30. Your best is all you have, and that's good enough.

Friday, May 2, 2008

Beyond Blue: J.K. Rowling's Suicidal Days

(I am so grateful to Therese Borchard for being the lone voice to say what I think. Knowing that I'm expected to live for my daughter and feeling, because it's not enough for me, she probably would be better off without me ...)

While I know that severe major depression and cycles of depression with bipolar disorder can be triggered by life events, they don't make the depression. Depression, as I have said 100 times on Beyond Blue, is a brain disease, just like cancer or diabetes or arthritis. It is not caused by a divorce, or a bad breakup, or a job failure, just like a person doesn't become diabetic when her husband is caught having an affair (unless she stuffs her face with Ben and Jerry's to cope, that is). Even if those things precede a severe episode.

"The thing that made me go for help was probably my daughter," said Rowling, referring to the then-infant, Jessica, reports the Telegraph. "She was something that earthed me, grounded me, and I thought, this isn't right, this can't be right, she cannot grow up with me in this state.”

While I appreciate her point here, it once again deceives the masses on the complicated and disabling bio-chemistry, on the neurological shut down, that happens inside the brain of a person with a serious mood disorder.

Despite Rowling's suicidal thoughts, it's possible that her depression wasn't that severe. Because when a person wants to die as much as I wanted to die, no one thing is enough to save her. While I knew that I had to hang on for my kids, I also wanted to disappear for my kids.

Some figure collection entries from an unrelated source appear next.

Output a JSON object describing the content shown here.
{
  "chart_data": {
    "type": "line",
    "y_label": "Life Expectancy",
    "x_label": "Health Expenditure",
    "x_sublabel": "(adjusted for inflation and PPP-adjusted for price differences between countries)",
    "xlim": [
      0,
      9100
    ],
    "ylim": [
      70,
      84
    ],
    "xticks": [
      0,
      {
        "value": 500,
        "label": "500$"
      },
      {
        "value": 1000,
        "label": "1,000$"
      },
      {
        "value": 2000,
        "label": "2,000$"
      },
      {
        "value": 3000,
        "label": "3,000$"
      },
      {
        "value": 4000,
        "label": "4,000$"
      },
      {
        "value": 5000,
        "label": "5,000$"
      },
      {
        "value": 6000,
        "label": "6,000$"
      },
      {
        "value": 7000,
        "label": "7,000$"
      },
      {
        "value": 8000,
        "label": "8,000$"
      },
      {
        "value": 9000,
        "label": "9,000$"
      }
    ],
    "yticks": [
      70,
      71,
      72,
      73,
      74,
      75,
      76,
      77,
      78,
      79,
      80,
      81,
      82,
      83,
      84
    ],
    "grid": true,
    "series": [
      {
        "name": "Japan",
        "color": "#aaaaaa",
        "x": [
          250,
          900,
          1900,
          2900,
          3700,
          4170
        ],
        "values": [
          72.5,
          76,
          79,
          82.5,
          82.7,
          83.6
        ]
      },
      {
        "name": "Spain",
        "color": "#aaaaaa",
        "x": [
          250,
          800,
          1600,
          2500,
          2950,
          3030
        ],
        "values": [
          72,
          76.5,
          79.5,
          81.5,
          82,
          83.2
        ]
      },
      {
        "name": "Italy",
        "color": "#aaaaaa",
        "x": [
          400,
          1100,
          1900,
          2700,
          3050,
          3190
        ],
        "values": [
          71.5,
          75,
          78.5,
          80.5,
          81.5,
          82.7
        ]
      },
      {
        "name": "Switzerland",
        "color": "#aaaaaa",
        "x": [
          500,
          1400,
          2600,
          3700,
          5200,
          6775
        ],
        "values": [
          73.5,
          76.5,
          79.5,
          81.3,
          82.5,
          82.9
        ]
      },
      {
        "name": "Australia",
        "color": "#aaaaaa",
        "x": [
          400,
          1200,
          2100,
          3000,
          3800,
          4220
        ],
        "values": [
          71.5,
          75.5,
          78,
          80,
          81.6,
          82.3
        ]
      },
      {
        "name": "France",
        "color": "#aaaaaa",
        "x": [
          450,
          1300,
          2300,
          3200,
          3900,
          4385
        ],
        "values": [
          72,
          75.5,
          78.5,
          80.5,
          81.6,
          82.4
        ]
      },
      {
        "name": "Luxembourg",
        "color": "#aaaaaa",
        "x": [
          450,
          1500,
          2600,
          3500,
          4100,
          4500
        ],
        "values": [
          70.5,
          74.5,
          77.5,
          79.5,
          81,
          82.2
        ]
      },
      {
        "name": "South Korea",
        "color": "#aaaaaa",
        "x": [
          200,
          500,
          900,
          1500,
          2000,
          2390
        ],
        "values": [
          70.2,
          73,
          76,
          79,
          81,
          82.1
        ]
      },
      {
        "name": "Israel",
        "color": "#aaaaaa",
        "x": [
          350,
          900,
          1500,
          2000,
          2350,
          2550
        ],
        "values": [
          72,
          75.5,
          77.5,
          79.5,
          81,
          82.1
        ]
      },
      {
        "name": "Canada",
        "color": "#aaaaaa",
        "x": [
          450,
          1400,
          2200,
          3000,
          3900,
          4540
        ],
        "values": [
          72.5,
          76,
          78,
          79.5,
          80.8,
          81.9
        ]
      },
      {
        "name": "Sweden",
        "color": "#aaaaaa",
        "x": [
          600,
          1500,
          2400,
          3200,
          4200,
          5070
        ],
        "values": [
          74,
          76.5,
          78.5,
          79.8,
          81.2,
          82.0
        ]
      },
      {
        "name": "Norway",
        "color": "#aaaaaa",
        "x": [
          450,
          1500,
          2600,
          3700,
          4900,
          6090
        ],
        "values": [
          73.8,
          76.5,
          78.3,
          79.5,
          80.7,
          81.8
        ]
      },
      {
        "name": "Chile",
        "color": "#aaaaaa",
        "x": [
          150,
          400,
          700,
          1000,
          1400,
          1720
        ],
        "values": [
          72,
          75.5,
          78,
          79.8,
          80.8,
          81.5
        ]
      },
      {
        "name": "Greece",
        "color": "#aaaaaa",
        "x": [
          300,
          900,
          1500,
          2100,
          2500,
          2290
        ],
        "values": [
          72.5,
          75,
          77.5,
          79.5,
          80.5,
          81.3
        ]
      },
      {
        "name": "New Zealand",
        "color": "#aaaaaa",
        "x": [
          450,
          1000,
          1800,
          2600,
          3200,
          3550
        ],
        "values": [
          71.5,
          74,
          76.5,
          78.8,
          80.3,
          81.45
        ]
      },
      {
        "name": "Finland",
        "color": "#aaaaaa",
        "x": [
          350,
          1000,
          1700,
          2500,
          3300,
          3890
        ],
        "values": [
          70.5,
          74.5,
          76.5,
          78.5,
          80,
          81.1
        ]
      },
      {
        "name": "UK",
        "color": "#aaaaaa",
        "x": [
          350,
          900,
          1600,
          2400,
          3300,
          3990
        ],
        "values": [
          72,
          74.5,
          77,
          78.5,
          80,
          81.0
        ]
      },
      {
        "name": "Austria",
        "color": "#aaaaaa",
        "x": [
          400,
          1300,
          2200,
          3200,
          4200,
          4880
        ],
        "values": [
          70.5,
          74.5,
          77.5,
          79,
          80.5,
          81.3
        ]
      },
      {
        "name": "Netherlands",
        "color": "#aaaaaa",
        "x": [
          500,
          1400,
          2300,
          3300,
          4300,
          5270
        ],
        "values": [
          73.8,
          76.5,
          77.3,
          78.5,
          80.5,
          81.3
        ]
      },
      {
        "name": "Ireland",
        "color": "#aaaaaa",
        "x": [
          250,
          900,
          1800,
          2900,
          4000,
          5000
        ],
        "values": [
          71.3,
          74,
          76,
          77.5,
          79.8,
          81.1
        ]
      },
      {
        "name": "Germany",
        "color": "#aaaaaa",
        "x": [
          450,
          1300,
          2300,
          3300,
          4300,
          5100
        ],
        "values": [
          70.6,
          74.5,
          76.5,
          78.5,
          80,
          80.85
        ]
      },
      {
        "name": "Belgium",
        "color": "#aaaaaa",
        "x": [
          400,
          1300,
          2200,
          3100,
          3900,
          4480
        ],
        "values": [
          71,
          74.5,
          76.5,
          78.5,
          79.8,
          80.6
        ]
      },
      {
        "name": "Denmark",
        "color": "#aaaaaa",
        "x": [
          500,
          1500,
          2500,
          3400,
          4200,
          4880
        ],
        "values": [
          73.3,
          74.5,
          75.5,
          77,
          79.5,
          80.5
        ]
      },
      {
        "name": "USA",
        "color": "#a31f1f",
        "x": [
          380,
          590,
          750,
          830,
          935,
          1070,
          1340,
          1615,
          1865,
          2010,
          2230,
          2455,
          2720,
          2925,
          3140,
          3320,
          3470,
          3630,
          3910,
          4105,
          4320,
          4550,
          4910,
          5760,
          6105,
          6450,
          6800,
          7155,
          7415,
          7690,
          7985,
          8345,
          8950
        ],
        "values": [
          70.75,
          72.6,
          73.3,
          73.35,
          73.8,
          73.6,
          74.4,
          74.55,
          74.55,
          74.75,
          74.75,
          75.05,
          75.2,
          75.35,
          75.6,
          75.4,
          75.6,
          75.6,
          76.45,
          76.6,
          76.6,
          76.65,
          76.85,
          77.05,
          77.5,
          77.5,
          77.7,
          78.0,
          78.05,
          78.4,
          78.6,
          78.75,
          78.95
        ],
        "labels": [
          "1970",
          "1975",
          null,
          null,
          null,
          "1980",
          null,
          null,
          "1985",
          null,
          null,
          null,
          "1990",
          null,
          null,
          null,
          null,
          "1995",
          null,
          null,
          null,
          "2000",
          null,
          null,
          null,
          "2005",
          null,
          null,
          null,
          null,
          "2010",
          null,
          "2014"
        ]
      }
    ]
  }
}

My self-esteem was so low that I wanted to get out of the picture so that they had a shot at a normal life without the baggage of a whackjob mom.

My God, think if everyone just had to think of their kids to save their lives! There would be so many less suicides. I truly wish that was all you needed to think about. But I know that this disease is so powerful and manipulative, that it finds a way to persuade you to end it FOR THE GOOD of your kids.

I applaud Rowling for speaking publicly about her darker days, for saying this: "I have never been remotely ashamed of having been depressed. Never. I think I'm abnormally shameless on that account because what's to be ashamed of?"

I congratulate her on telling anyone who suffers from depression to "go and get help." But I warn people of the shallowness in this one profile: that falling down with a breakup and picking yourself up for the kids can itself send a superficial impression of what, exactly, this brain disease is capable of.